Victory speeches are often rooted in reconciliation and working together, and that was one of themes Mayor Elect Patrick Cannon embraced at the end of the night.
"I'll make sure that I'll be pushing the agenda forward to make sure we're meeting the needs for Charlotte," Cannon said.
However, well established communities in South Charlotte are solidly red, and solidly republican, and that's been a well established voting trend for more than two decades.
Michael Dickerson is the Mecklenburg County's Elections Supervisor.
He said, " That is gonna be the case and I think historically is gonna be the case, and you're not gonna see a surprise in that."

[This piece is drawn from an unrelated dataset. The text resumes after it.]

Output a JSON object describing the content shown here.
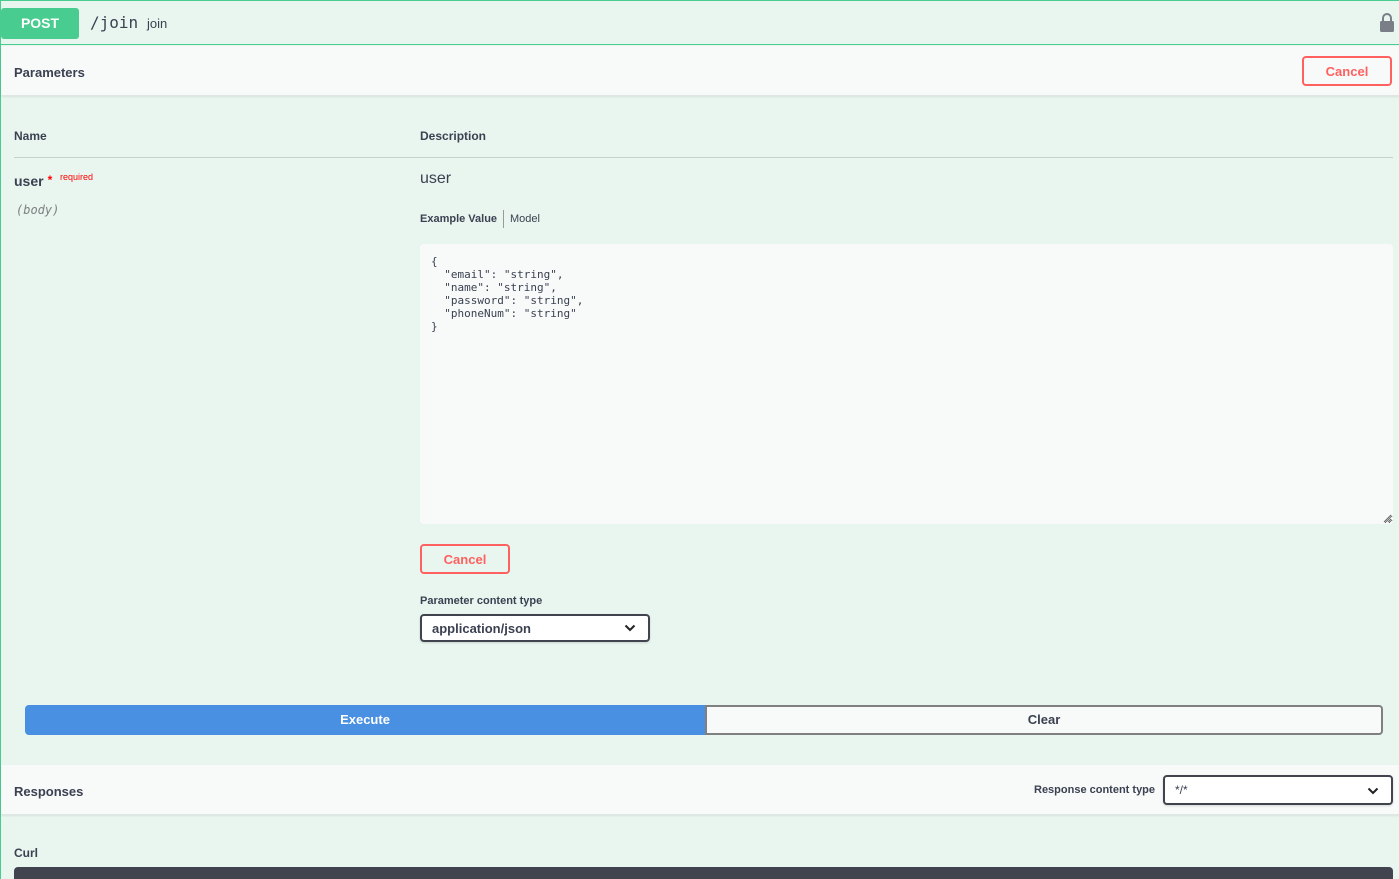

South Charlotte's Rain Tree Country Club offered the stage for the very first conversations regarding talk of succession from the city of Charlotte, but more than a year later homeowners here feel it's a concept that losing traction.

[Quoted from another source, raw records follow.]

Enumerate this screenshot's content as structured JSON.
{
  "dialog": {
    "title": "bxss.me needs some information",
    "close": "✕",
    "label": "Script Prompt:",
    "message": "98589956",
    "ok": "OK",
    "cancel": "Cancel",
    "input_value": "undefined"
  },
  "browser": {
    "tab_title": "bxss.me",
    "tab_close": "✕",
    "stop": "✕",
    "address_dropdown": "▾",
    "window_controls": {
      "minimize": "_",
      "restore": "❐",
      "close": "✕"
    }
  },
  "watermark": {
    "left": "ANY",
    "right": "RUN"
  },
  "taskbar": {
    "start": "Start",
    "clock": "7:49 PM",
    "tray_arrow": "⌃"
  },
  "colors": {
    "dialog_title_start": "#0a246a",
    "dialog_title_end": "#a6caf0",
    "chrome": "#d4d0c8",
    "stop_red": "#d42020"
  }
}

Greg Frederick lives there, and doesn't have a complaint.
"The basic services are in place and they're working fine. I don't think there are too many problems in this area with it."
Could there be a shift in voting demographics?

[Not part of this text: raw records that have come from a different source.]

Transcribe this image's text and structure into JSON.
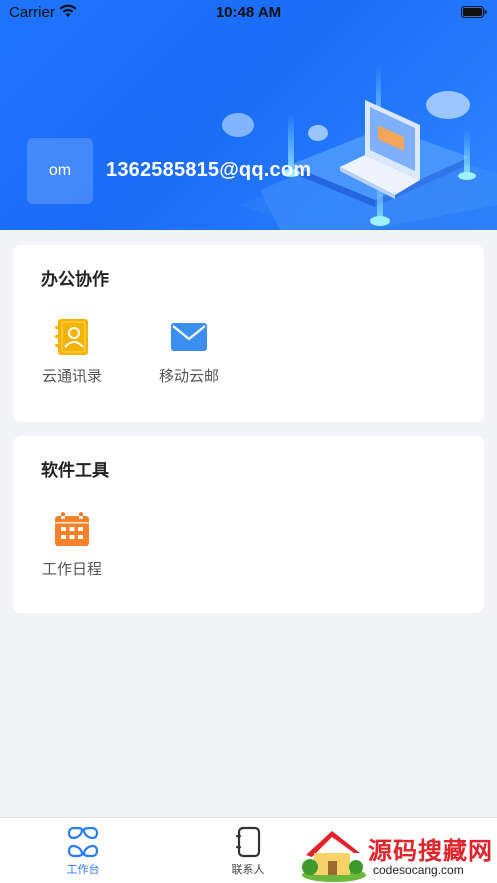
{
  "status_bar": {
    "carrier": "Carrier",
    "time": "10:48 AM"
  },
  "header": {
    "avatar_text": "om",
    "email": "1362585815@qq.com",
    "accent": "#1f74ff"
  },
  "sections": [
    {
      "title": "办公协作",
      "items": [
        {
          "label": "云通讯录",
          "icon": "contacts-book-icon",
          "color": "#f5b301"
        },
        {
          "label": "移动云邮",
          "icon": "mail-icon",
          "color": "#3a8ff0"
        }
      ]
    },
    {
      "title": "软件工具",
      "items": [
        {
          "label": "工作日程",
          "icon": "calendar-icon",
          "color": "#f5812c"
        }
      ]
    }
  ],
  "tabbar": {
    "tabs": [
      {
        "label": "工作台",
        "icon": "workbench-icon",
        "active": true
      },
      {
        "label": "联系人",
        "icon": "contacts-icon",
        "active": false
      }
    ],
    "active_color": "#2a7bf6"
  },
  "watermark": {
    "text_cn": "源码搜藏网",
    "text_en": "codesocang.com"
  }
}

Michael Dickerson feels new places to live is attracting more new residents to Center City, but he thinks bucking any political trends will not come easy or overnight.
"It will be interesting to see how that demographic changes as you see growth coming through South Boulevard say, as you see growth coming into downtown."
The Mayor Elect did not give any interviews one day after the election.
We we're told that Cannon is spending time away with family members after a long campaign.